59-letniej kobiecie, która sprzedawała nielegalne wyroby tytoniowe grozi do trzech lat więzienia i surowa kara finansowa. 

Okazało się, że kobieta w swoim sklepie na jednym z dąbrowskich osiedli posiadała papierosy oraz tytoń, które nie były opatrzone znakami skarbowymi akcyzy. Po przeszukaniu mieszkania 59-latki okazało się, że magazynowała ona tam więcej takich produktów. Łącznie stróże prawa zabezpieczyli ponad 100 tysięcy papierosów i 7 kilogramów tytoniu bez polskich znaków skarbowych akcyzy  - podała w środę dąbrowska komenda. 

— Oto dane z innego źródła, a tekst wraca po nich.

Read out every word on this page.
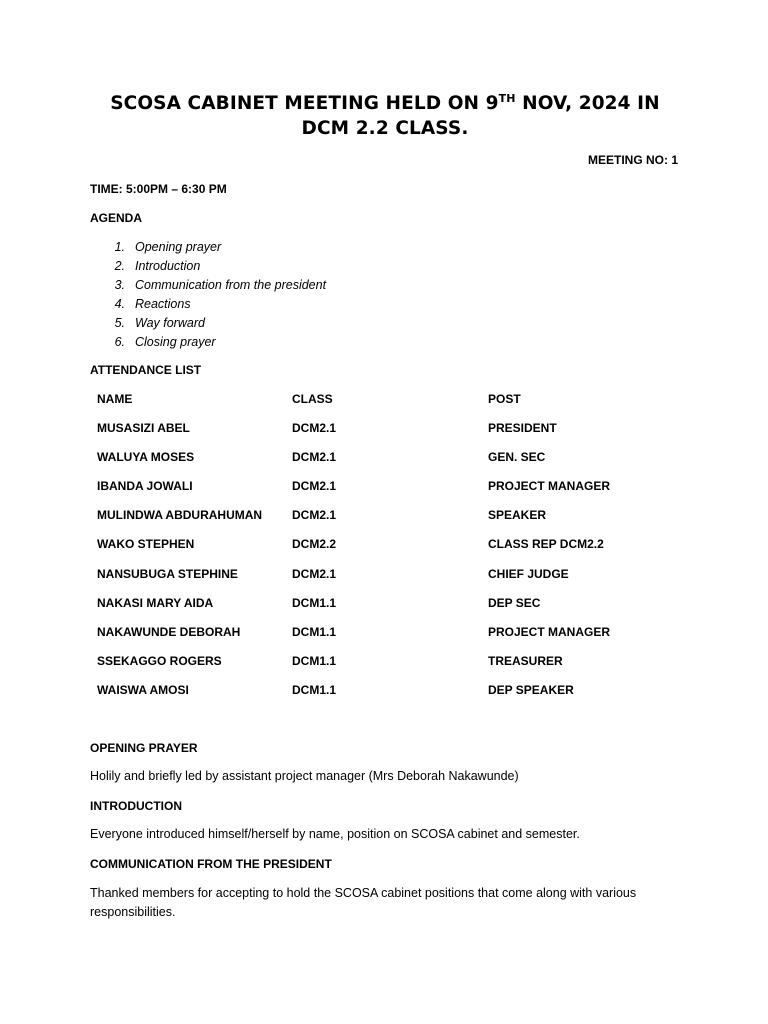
SCOSA CABINET MEETING HELD ON 9TH NOV, 2024 IN
DCM 2.2 CLASS.
MEETING NO: 1
TIME: 5:00PM – 6:30 PM
AGENDA
1. Opening prayer
2. Introduction
3. Communication from the president
4. Reactions
5. Way forward
6. Closing prayer
ATTENDANCE LIST
NAME	CLASS	POST
MUSASIZI ABEL	DCM2.1	PRESIDENT
WALUYA MOSES	DCM2.1	GEN. SEC
IBANDA JOWALI	DCM2.1	PROJECT MANAGER
MULINDWA ABDURAHUMAN	DCM2.1	SPEAKER
WAKO STEPHEN	DCM2.2	CLASS REP DCM2.2
NANSUBUGA STEPHINE	DCM2.1	CHIEF JUDGE
NAKASI MARY AIDA	DCM1.1	DEP SEC
NAKAWUNDE DEBORAH	DCM1.1	PROJECT MANAGER
SSEKAGGO ROGERS	DCM1.1	TREASURER
WAISWA AMOSI	DCM1.1	DEP SPEAKER
OPENING PRAYER
Holily and briefly led by assistant project manager (Mrs Deborah Nakawunde)
INTRODUCTION
Everyone introduced himself/herself by name, position on SCOSA cabinet and semester.
COMMUNICATION FROM THE PRESIDENT
Thanked members for accepting to hold the SCOSA cabinet positions that come along with various responsibilities.
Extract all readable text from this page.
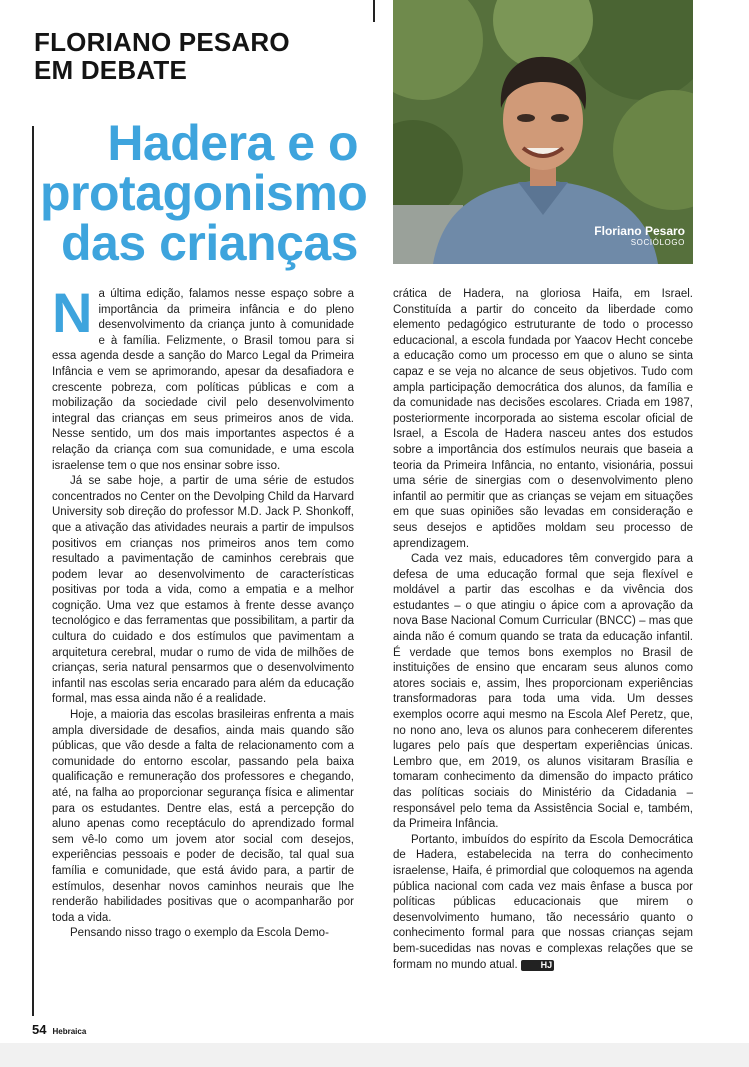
FLORIANO PESARO
EM DEBATE
Hadera e o
protagonismo
das crianças	Floriano Pesaro
SOCIÓLOGO

Na última edição, falamos nesse espaço sobre a importância da primeira infância e do pleno desenvolvimento da criança junto à comunidade e à família. Felizmente, o Brasil tomou para si essa agenda desde a sanção do Marco Legal da Primeira Infância e vem se aprimorando, apesar da desafiadora e crescente pobreza, com políticas públicas e com a mobilização da sociedade civil pelo desenvolvimento integral das crianças em seus primeiros anos de vida. Nesse sentido, um dos mais importantes aspectos é a relação da criança com sua comunidade, e uma escola israelense tem o que nos ensinar sobre isso.

Já se sabe hoje, a partir de uma série de estudos concentrados no Center on the Devolping Child da Harvard University sob direção do professor M.D. Jack P. Shonkoff, que a ativação das atividades neurais a partir de impulsos positivos em crianças nos primeiros anos tem como resultado a pavimentação de caminhos cerebrais que podem levar ao desenvolvimento de características positivas por toda a vida, como a empatia e a melhor cognição. Uma vez que estamos à frente desse avanço tecnológico e das ferramentas que possibilitam, a partir da cultura do cuidado e dos estímulos que pavimentam a arquitetura cerebral, mudar o rumo de vida de milhões de crianças, seria natural pensarmos que o desenvolvimento infantil nas escolas seria encarado para além da educação formal, mas essa ainda não é a realidade.

Hoje, a maioria das escolas brasileiras enfrenta a mais ampla diversidade de desafios, ainda mais quando são públicas, que vão desde a falta de relacionamento com a comunidade do entorno escolar, passando pela baixa qualificação e remuneração dos professores e chegando, até, na falha ao proporcionar segurança física e alimentar para os estudantes. Dentre elas, está a percepção do aluno apenas como receptáculo do aprendizado formal sem vê-lo como um jovem ator social com desejos, experiências pessoais e poder de decisão, tal qual sua família e comunidade, que está ávido para, a partir de estímulos, desenhar novos caminhos neurais que lhe renderão habilidades positivas que o acompanharão por toda a vida.

Pensando nisso trago o exemplo da Escola Demo-

crática de Hadera, na gloriosa Haifa, em Israel. Constituída a partir do conceito da liberdade como elemento pedagógico estruturante de todo o processo educacional, a escola fundada por Yaacov Hecht concebe a educação como um processo em que o aluno se sinta capaz e se veja no alcance de seus objetivos. Tudo com ampla participação democrática dos alunos, da família e da comunidade nas decisões escolares. Criada em 1987, posteriormente incorporada ao sistema escolar oficial de Israel, a Escola de Hadera nasceu antes dos estudos sobre a importância dos estímulos neurais que baseia a teoria da Primeira Infância, no entanto, visionária, possui uma série de sinergias com o desenvolvimento pleno infantil ao permitir que as crianças se vejam em situações em que suas opiniões são levadas em consideração e seus desejos e aptidões moldam seu processo de aprendizagem.

Cada vez mais, educadores têm convergido para a defesa de uma educação formal que seja flexível e moldável a partir das escolhas e da vivência dos estudantes – o que atingiu o ápice com a aprovação da nova Base Nacional Comum Curricular (BNCC) – mas que ainda não é comum quando se trata da educação infantil. É verdade que temos bons exemplos no Brasil de instituições de ensino que encaram seus alunos como atores sociais e, assim, lhes proporcionam experiências transformadoras para toda uma vida. Um desses exemplos ocorre aqui mesmo na Escola Alef Peretz, que, no nono ano, leva os alunos para conhecerem diferentes lugares pelo país que despertam experiências únicas. Lembro que, em 2019, os alunos visitaram Brasília e tomaram conhecimento da dimensão do impacto prático das políticas sociais do Ministério da Cidadania – responsável pelo tema da Assistência Social e, também, da Primeira Infância.

Portanto, imbuídos do espírito da Escola Democrática de Hadera, estabelecida na terra do conhecimento israelense, Haifa, é primordial que coloquemos na agenda pública nacional com cada vez mais ênfase a busca por políticas públicas educacionais que mirem o desenvolvimento humano, tão necessário quanto o conhecimento formal para que nossas crianças sejam bem-sucedidas nas novas e complexas relações que se formam no mundo atual.	HJ

54 Hebraica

Jak dodają policjanci, kobieta z handlu nielegalnym towarem uczyniła sobie stałe źródło dochodu. Wyliczyli, że uszczupliła tym samym należny Skarbowi Państwa podatek akcyzowy i VAT na ponad 75 tys. zł. 59-latka przyznała się do winy i wkrótce stanie przed sądem. Grozi jej surowa kara finansowa oraz 3 lata więzienia. 

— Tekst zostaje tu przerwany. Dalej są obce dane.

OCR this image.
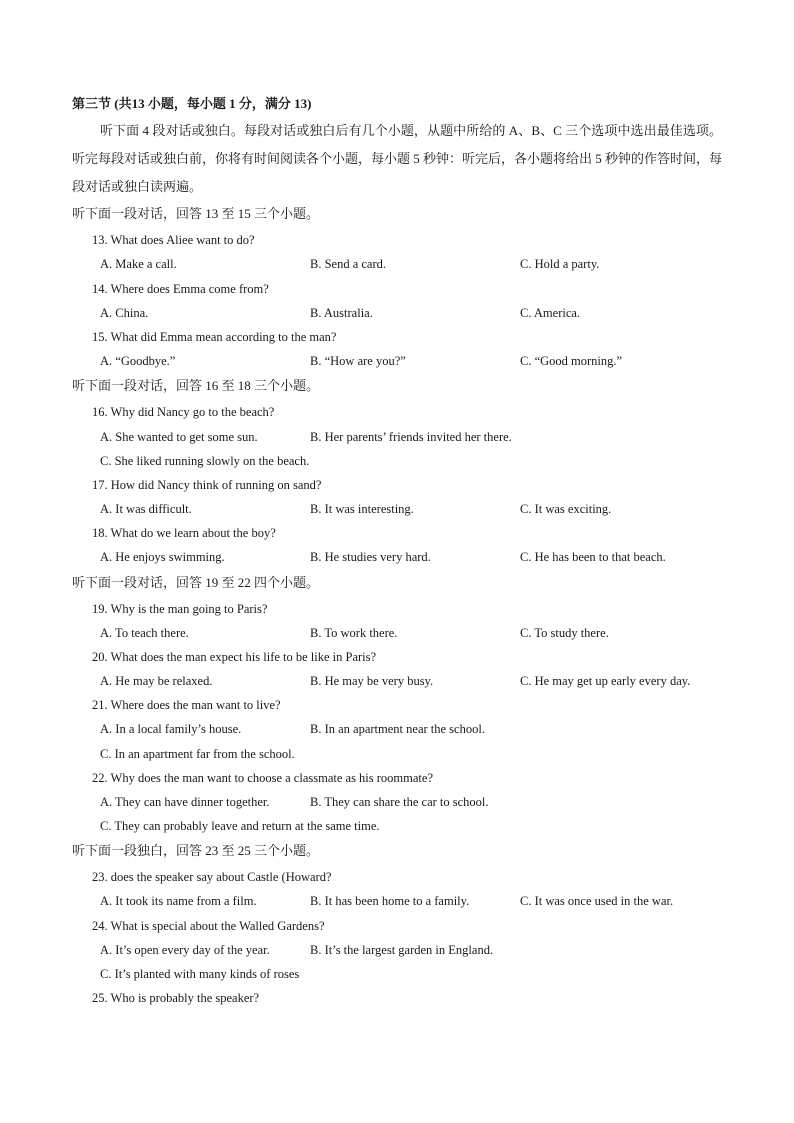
第三节 (共13 小题，每小题 1 分，满分 13)
听下面 4 段对话或独白。每段对话或独白后有几个小题，从题中所给的 A、B、C 三个选项中选出最佳选项。听完每段对话或独白前，你将有时间阅读各个小题，每小题 5 秒钟：听完后，各小题将给出 5 秒钟的作答时间，每段对话或独白读两遍。
听下面一段对话，回答 13 至 15 三个小题。
13. What does Aliee want to do?
A. Make a call.	B. Send a card.	C. Hold a party.
14. Where does Emma come from?
A. China.	B. Australia.	C. America.
15. What did Emma mean according to the man?
A. “Goodbye.”	B. “How are you?”	C. “Good morning.”
听下面一段对话，回答 16 至 18 三个小题。
16. Why did Nancy go to the beach?
A. She wanted to get some sun.	B. Her parents’ friends invited her there.
C. She liked running slowly on the beach.
17. How did Nancy think of running on sand?
A. It was difficult.	B. It was interesting.	C. It was exciting.
18. What do we learn about the boy?
A. He enjoys swimming.	B. He studies very hard.	C. He has been to that beach.
听下面一段对话，回答 19 至 22 四个小题。
19. Why is the man going to Paris?
A. To teach there.	B. To work there.	C. To study there.
20. What does the man expect his life to be like in Paris?
A. He may be relaxed.	B. He may be very busy.	C. He may get up early every day.
21. Where does the man want to live?
A. In a local family’s house.	B. In an apartment near the school.
C. In an apartment far from the school.
22. Why does the man want to choose a classmate as his roommate?
A. They can have dinner together.	B. They can share the car to school.
C. They can probably leave and return at the same time.
听下面一段独白，回答 23 至 25 三个小题。
23. does the speaker say about Castle (Howard?
A. It took its name from a film.	B. It has been home to a family.	C. It was once used in the war.
24. What is special about the Walled Gardens?
A. It’s open every day of the year.	B. It’s the largest garden in England.
C. It’s planted with many kinds of roses
25. Who is probably the speaker?
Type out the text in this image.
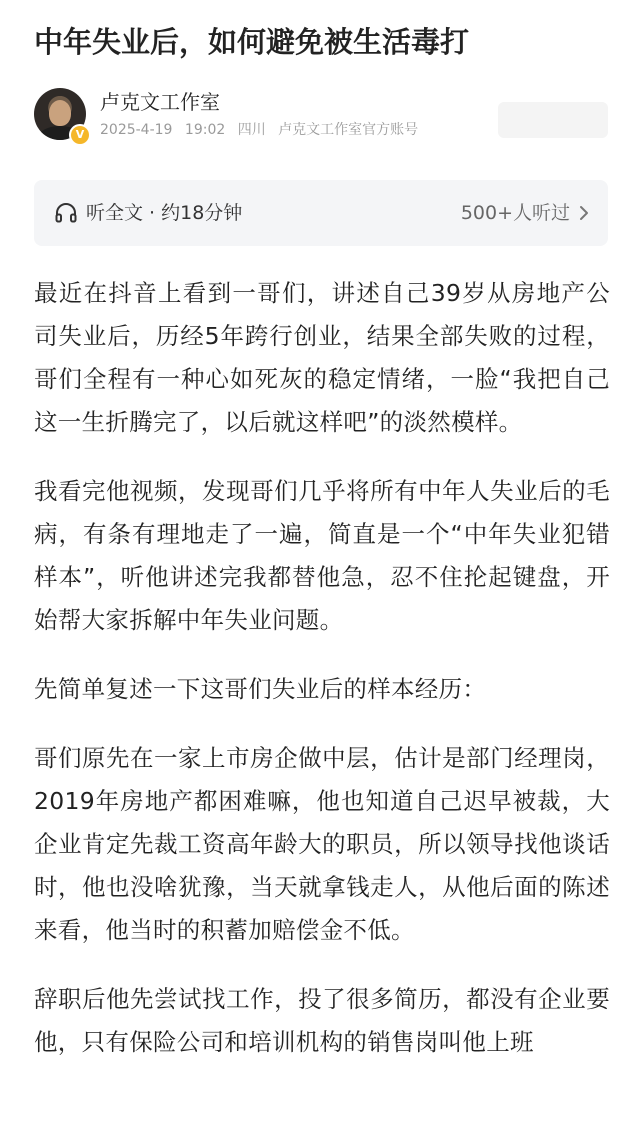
中年失业后，如何避免被生活毒打
V
卢克文工作室
2025-4-19 19:02 四川 卢克文工作室官方账号
听全文 · 约18分钟	500+人听过

最近在抖音上看到一哥们，讲述自己39岁从房地产公司失业后，历经5年跨行创业，结果全部失败的过程，哥们全程有一种心如死灰的稳定情绪，一脸“我把自己这一生折腾完了，以后就这样吧”的淡然模样。

我看完他视频，发现哥们几乎将所有中年人失业后的毛病，有条有理地走了一遍，简直是一个“中年失业犯错样本”，听他讲述完我都替他急，忍不住抡起键盘，开始帮大家拆解中年失业问题。

先简单复述一下这哥们失业后的样本经历：

哥们原先在一家上市房企做中层，估计是部门经理岗，2019年房地产都困难嘛，他也知道自己迟早被裁，大企业肯定先裁工资高年龄大的职员，所以领导找他谈话时，他也没啥犹豫，当天就拿钱走人，从他后面的陈述来看，他当时的积蓄加赔偿金不低。

辞职后他先尝试找工作，投了很多简历，都没有企业要他，只有保险公司和培训机构的销售岗叫他上班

To kolejna w ostatnich dniach duża ilość nielegalnych wyrobów tytoniowych, przejęta przez funkcjonariuszy w woj. śląskim. 

W poniedziałek Izba Administracji Skarbowej w Katowicach poinformowała, że razem z policją ujawniła w jednym z garaży w Będzinie około 80 tys. sztuk papierosów bez polskich banderol. Zarzut popełnienia przestępstwa skarbowego usłyszał 80-latek, który przechowywał ten towar.